Court Upholds Honolulu Ordinance Banning Helicopter-towing Aerial Ads

JANUARY 9, 2002

The 9th Circuit Court of Appeals today upheld Honolulu's ban on aerial advertising, affirming U.S. District Judge Helen Gillmor's October 1998 denial of a challenge to the city ordinance brought by SkySign International. (Skysign Intern., Inc. v. City and County of Honolulu)

SkySign filed suit in October 1997, after the Honolulu City Council moved to ban the flights. The company had drawn community complaints over its use of a helicopter at night to tow an electronic sign 8 feet high and 36 feet long.

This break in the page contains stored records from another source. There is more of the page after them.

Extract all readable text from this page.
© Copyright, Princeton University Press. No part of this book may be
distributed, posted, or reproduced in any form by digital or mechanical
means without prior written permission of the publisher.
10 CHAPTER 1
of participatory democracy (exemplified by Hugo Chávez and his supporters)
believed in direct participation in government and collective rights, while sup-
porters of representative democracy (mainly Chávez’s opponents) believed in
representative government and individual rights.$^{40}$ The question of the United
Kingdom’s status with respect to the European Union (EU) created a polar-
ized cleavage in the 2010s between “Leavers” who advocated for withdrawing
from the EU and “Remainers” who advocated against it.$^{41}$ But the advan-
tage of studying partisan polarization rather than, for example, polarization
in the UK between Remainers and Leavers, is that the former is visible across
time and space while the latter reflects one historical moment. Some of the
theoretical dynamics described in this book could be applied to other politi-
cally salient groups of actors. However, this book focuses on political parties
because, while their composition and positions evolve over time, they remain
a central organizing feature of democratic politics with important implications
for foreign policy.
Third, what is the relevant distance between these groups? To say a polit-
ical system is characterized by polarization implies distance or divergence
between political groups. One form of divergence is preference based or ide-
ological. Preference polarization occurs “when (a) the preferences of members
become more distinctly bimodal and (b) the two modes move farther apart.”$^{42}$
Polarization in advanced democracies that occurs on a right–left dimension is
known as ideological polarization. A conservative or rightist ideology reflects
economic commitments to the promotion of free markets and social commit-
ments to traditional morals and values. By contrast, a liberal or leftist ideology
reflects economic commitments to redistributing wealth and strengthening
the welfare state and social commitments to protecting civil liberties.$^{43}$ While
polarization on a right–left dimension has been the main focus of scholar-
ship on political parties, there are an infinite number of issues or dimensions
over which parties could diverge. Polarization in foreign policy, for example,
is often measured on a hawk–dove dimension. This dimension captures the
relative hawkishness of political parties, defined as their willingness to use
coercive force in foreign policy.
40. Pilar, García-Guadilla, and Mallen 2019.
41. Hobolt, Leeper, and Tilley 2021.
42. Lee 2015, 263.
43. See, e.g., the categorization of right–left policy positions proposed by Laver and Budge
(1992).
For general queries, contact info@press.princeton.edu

Gillmor ruled that the state had an overwhelming aesthetic interest in what happened in the air because Hawaii's economy depends heavily on the beauty of the islands.

SkySign argued that state laws do not apply to the skies and that all regulation of air traffic was the responsibility of the Federal Aviation Administration which had granted it certificates to operate over Oahu. FAA officials at the time said local ordinances could not preempt FAA regulations.

However, the court said, "advertising is an area traditionally subject to regulation under the states' police power, and we therefore presume that federal law does not displace Honolulu's regulatory authority over advertising absent a clear statement of the federal intent to do so."

In its ruling the appeals court noted that the FAA waivers given SkySign contained a provision explicitly noting that the operator was aware of local ordinances relating to aerial signs.

SkySign's attorney, David Gierlach, was in a meeting and not immediately available to comment on the ruling, his office said.